Brody lava-se dos seus pecados e recusa tapar a cara na altura da morte. Poderia ser entendido como uma afirmação (dar a cara pelo que fez, assumindo as suas acções) mas neste caso é simplesmente para dar mais drama à cena, para que possamos ver a sua vida a esvair-se aos poucos. Muito conturbada foi a viagem do sargento Nicholas Brody ao longo destas temporadas. Um homem que fez tão bem o seu trabalho que a sua estadia foi prolongada para lá da data de validade. Quer queiramos ou não, Damian Lewis deveria ter morrido naquele bunker e com isso “Homeland” tivesse sido muito diferente. Perderíamos uma grande performance, sim, mas talvez a série fosse agora muito melhor. O mais curioso é que foi a personagem “estragada” e relegada para segundo plano foi a que mais brilhou nestes doze episódios. Num momento em que Carrie não é mais uma favorita do publico (o número dos que já não podem com ela crescem a olhos vistos) e falhada a transição de Quinn (Rupert Friend) numa personagem mais relevante e, quem sabe, substituta de Brody, o buraco deixado por esta morte é ainda maior.

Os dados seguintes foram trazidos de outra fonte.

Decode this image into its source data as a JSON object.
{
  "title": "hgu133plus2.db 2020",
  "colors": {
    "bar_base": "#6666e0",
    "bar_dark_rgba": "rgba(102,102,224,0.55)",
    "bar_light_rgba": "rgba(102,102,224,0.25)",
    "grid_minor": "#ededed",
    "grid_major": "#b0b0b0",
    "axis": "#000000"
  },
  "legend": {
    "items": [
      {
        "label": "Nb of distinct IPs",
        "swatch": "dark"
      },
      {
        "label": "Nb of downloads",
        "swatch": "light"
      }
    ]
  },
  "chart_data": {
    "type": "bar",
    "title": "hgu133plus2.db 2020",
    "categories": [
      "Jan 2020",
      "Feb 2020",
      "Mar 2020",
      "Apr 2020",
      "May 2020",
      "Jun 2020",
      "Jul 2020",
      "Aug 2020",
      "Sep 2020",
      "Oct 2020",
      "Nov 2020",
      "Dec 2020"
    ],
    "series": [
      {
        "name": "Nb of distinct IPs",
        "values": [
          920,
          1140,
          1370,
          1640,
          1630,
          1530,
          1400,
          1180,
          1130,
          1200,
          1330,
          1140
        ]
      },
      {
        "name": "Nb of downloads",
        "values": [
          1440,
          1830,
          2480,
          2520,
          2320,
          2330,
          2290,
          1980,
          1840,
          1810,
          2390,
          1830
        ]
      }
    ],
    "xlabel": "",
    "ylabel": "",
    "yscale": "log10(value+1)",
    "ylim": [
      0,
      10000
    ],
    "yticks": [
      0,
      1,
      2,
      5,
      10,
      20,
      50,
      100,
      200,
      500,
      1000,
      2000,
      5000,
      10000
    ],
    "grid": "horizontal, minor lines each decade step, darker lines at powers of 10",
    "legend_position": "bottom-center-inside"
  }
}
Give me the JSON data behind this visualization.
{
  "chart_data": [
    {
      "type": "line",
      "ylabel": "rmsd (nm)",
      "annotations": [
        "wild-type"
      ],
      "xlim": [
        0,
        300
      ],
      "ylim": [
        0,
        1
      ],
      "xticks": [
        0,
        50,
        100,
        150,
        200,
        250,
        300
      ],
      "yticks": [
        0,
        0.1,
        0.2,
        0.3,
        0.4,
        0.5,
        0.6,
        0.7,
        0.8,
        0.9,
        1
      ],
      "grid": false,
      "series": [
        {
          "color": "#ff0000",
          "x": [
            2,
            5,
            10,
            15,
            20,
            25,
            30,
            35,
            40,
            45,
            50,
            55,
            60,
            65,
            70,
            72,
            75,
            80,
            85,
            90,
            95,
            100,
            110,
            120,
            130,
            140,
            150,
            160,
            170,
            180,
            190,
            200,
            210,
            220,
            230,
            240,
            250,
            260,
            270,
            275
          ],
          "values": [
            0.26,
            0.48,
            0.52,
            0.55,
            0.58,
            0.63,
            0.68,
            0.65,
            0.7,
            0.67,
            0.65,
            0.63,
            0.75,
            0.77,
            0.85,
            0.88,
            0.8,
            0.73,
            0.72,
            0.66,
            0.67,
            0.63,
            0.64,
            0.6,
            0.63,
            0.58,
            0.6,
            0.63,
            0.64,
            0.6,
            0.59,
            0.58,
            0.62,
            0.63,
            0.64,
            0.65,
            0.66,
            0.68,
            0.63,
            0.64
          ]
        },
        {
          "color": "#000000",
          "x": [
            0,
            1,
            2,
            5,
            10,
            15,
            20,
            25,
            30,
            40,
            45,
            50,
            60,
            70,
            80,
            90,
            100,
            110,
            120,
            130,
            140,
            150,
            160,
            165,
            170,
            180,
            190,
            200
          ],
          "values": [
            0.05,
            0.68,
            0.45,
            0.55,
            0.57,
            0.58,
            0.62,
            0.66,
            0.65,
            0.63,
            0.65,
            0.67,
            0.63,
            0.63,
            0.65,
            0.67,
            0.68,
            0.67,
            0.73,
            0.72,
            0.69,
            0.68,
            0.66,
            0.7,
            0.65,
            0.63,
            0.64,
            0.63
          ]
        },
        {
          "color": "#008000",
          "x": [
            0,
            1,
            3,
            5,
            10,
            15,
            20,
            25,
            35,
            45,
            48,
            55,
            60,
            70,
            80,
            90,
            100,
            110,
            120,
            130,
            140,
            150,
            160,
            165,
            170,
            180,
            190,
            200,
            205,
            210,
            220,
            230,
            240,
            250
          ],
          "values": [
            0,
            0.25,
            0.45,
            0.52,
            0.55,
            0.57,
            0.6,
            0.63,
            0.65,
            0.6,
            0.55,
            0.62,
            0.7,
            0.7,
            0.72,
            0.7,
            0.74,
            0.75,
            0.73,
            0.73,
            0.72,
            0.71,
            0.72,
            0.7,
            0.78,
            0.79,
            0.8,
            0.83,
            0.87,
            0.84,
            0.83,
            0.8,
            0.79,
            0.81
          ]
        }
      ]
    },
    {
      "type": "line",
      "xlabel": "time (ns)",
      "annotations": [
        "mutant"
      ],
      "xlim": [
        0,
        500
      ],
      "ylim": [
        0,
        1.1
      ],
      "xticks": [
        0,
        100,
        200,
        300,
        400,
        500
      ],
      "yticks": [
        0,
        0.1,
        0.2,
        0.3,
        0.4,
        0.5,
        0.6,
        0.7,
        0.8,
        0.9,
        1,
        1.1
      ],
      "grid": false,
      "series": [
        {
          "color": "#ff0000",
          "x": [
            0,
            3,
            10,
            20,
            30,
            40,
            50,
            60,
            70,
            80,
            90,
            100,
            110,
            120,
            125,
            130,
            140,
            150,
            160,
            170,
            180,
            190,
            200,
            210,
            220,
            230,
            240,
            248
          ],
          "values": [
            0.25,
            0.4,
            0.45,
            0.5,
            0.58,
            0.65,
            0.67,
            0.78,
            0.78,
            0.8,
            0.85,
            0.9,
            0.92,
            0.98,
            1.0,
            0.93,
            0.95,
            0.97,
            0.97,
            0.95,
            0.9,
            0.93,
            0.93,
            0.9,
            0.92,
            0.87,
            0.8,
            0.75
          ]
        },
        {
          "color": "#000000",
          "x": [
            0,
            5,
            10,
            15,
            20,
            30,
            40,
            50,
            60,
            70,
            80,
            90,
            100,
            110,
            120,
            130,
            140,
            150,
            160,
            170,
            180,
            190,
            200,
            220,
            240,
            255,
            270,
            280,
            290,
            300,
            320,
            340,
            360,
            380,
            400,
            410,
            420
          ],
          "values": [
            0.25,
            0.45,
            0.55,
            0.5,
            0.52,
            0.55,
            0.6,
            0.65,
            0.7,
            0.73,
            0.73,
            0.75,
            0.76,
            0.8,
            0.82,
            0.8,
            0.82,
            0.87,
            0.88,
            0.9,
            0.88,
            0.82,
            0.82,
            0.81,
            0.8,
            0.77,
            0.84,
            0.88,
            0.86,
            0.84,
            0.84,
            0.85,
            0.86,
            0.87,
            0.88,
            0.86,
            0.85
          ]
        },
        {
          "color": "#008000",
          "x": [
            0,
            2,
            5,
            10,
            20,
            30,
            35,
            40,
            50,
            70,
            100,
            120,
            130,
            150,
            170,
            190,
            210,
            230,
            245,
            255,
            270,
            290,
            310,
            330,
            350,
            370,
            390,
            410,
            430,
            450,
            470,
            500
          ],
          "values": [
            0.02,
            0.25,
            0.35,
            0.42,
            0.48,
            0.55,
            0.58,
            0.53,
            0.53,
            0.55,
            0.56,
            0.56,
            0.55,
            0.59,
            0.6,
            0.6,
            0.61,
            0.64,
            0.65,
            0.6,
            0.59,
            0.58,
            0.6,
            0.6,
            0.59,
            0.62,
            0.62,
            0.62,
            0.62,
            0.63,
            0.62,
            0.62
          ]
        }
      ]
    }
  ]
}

Há um tempo poderia dizer que a sua partida teve um propósito, que foi realmente um mártir sacrificado em busca da qualidade, mas o que se sente agora é que uma série a afundar perde o seu melhor nadador. A ironia da cena final é que para além do facto de este ter sido um enforcamento lento (em vez do tradicional alçapão que abre, este método previne que o pescoço quebre na queda e prolonga o sofrimento), exemplifica o passar desta temporada. Esperemos que a série não tenha o mesmo destino no final. Adeus Damian Lewis. Depois do cancelamento de “Life” e do conturbado caminho em “Homeland” espero que o vejamos novamente no ecrã e que continue a mostrar o grande actor que é. Já não é a minha “Homeland” sem ti.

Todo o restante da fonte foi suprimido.